[erlang-questions] clarify: why bit syntax so slow + benchmark code

Per Gustafsson per.gustafsson@REDACTED
Fri Nov 16 16:09:35 CET 2007


Mateusz Berezecki wrote:
> Hello,
> 
> I have attached a benchmark at the end of this e-mail.
> It is a complete mystery to me why it performs so poorly.
> 
> Could please anyone share some ideas what is the
> background behind this behavior?
> 
> Example test results;
> 
> 24.1486134 seconds / 100 Mb (extracting 1 byte)
> 12.8946602 seconds / 100 Mb (extracting 2 bytes)
> 6.37089217 seconds / 100 Mb (extracting 4 bytes)
> 3.19605309 seconds / 100 Mb (extracting 8 bytes)
> 1.57278535 seconds / 100 Mb (extracting 16 bytes)
> 
> The code was compiled without +native flag.
> I don't understand why it performs so poorly .
> 
> The C code can do 600mb in 24 seconds while performing IO from disk
> while erlang code needs 24 seconds for 100mb while reading it from memory.
> 
> The million dollar questions is - Why ?
> 
> 
> regards,
> Mateusz Berezecki
> 


It is slow because for each iteration a two sub-binary structure (about 
5 words) is allocated.
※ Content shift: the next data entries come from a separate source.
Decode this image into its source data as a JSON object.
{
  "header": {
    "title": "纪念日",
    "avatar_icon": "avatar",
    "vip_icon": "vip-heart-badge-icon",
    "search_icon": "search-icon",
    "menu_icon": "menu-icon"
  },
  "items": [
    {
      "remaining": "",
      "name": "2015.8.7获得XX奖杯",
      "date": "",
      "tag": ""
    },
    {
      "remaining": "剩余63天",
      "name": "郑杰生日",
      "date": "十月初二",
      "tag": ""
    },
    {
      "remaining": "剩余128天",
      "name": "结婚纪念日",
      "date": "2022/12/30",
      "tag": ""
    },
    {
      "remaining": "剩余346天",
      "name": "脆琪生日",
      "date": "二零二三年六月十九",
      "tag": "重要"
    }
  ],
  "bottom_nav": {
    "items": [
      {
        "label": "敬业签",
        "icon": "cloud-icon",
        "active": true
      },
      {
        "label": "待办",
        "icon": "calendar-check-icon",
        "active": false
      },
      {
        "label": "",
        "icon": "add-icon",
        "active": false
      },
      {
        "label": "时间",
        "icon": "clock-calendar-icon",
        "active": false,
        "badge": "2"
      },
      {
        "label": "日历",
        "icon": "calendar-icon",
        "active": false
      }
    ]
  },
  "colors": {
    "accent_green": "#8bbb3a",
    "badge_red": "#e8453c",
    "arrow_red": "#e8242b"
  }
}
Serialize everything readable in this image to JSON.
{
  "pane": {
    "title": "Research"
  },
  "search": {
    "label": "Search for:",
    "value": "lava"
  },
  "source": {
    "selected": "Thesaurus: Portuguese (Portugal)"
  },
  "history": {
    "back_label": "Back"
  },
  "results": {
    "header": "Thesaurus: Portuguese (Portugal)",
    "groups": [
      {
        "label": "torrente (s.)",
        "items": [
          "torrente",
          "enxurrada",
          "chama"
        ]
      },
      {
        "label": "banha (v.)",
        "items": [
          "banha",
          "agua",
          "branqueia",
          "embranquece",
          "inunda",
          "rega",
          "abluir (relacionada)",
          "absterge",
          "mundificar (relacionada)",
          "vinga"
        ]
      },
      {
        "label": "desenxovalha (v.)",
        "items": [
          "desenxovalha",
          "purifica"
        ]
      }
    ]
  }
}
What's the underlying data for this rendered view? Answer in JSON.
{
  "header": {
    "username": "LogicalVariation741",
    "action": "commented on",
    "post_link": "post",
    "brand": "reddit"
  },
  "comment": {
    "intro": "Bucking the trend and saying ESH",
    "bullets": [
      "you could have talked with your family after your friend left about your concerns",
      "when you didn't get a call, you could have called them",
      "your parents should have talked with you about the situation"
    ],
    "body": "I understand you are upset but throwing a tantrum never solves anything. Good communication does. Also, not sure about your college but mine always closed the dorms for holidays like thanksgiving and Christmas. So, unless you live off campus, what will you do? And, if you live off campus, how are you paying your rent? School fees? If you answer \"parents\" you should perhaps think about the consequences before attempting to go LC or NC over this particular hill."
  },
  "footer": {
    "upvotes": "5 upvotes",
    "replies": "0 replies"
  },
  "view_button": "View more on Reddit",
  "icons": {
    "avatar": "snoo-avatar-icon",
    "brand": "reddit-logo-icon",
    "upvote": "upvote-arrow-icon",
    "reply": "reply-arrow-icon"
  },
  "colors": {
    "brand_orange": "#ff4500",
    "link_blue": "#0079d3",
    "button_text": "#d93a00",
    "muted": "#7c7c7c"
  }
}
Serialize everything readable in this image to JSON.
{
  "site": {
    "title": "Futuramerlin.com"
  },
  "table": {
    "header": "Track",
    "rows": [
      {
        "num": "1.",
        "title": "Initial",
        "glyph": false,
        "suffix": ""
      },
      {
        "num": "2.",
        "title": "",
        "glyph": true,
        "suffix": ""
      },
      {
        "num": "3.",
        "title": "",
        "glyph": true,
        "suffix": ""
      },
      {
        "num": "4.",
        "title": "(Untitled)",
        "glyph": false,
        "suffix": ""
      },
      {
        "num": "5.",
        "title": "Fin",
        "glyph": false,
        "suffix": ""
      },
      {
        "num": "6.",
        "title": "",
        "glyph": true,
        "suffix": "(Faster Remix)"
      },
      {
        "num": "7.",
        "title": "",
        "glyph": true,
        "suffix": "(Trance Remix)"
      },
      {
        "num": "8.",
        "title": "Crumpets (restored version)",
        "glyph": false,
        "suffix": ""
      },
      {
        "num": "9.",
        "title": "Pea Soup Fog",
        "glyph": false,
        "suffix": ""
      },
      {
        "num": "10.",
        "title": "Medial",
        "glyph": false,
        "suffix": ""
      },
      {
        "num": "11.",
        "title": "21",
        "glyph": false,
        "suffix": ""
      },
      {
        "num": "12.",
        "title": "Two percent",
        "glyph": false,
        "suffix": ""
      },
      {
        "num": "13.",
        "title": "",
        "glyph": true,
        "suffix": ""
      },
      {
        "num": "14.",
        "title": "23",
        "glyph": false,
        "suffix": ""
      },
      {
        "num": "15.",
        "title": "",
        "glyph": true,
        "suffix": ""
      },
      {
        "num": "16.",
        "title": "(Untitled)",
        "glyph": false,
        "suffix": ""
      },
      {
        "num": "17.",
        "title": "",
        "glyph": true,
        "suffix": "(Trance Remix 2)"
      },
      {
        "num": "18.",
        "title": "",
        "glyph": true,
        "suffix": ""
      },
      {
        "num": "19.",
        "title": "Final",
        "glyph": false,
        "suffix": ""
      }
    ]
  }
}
This will be optimized in the next release of 
Erlang/OTP, but your code is sub optimal anyway, if you want good 
performance you should write:

test1(<<>>) -> done;
test1(<<_A, Rest/binary>>) ->
        test1(Rest).

That is, you should not first pattern match and create a sub-binary and 
then match against that one.

Per

> P.S.
> Benchmark code
> 
> -module (benchmark).
> -export([bitsyntax/1, test1/1, test2/1, test4/1, test8/1, test16/1]).
> 
> test1(<<>>) -> done;
> test1(Bin) when is_binary(Bin) ->
>         <<A:1/binary, Rest/binary>> = Bin,
>         <<_A1:8>> = A,
>         test1(Rest).
> 
> test2(<<>>) -> done;
> test2(Bin) when is_binary(Bin) ->
>         <<A:2/binary, Rest/binary>> = Bin,
>         <<_A1:8, _A2:8>> = A,
>         test2(Rest).
> 
> test4(<<>>) -> done;
> test4(Bin) when is_binary(Bin) ->
>         <<A:4/binary, Rest/binary>> = Bin,
>         <<_A1:8,_A2:8,_A3:8,_A4:8>> = A,
>         test4(Rest).
> 
> test8(<<>>) -> done;
> test8(Bin) when is_binary(Bin) ->
>         <<A:8/binary, Rest/binary>> = Bin,
>         <<_A1:8,_A2:8,_A3:8,_A4:8, _A5:8, _A6:8, _A7:8, _A8:8>> = A,
>         test8(Rest).
> 
> test16(<<>>) -> done;
> test16(Bin) when is_binary(Bin) ->
>         <<A:16/binary, Rest/binary>> = Bin,
>         <<_A1:8,_A2:8,_A3:8,_A4:8, _A5:8, _A6:8, _A7:8, _A8:8, _A9:8, _A10:8,
> _A11:8,_A12:8, _A13:8, _A14:8, _A15:8, _A16:8>> = A,
>         test16(Rest).
> 
> bitsyntax(N) when is_integer(N), N > 0 ->
>         K = lists:seq(1, N * 16),
>         Bin = list_to_binary(lists:map(fun(X) -> <<X:8>> end, K)),
> 
>         io:format("Running tests for N = ~p.~n", [N * 16]),
>         {T1, _} = timer:tc(?MODULE, test1, [Bin]),
>         {T2, _} = timer:tc(?MODULE, test2, [Bin]),
>         {T3, _} = timer:tc(?MODULE, test4, [Bin]),
>         {T4, _} = timer:tc(?MODULE, test8, [Bin]),
>         {T5, _} = timer:tc(?MODULE, test16, [Bin]),
> 
>         io:format("T1 = ~p.~n", [T1]),
>         io:format("T2 = ~p.~n", [T2]),
>         io:format("T3 = ~p.~n", [T3]),
>         io:format("T4 = ~p.~n", [T4]),
>         io:format("T5 = ~p.~n", [T5]).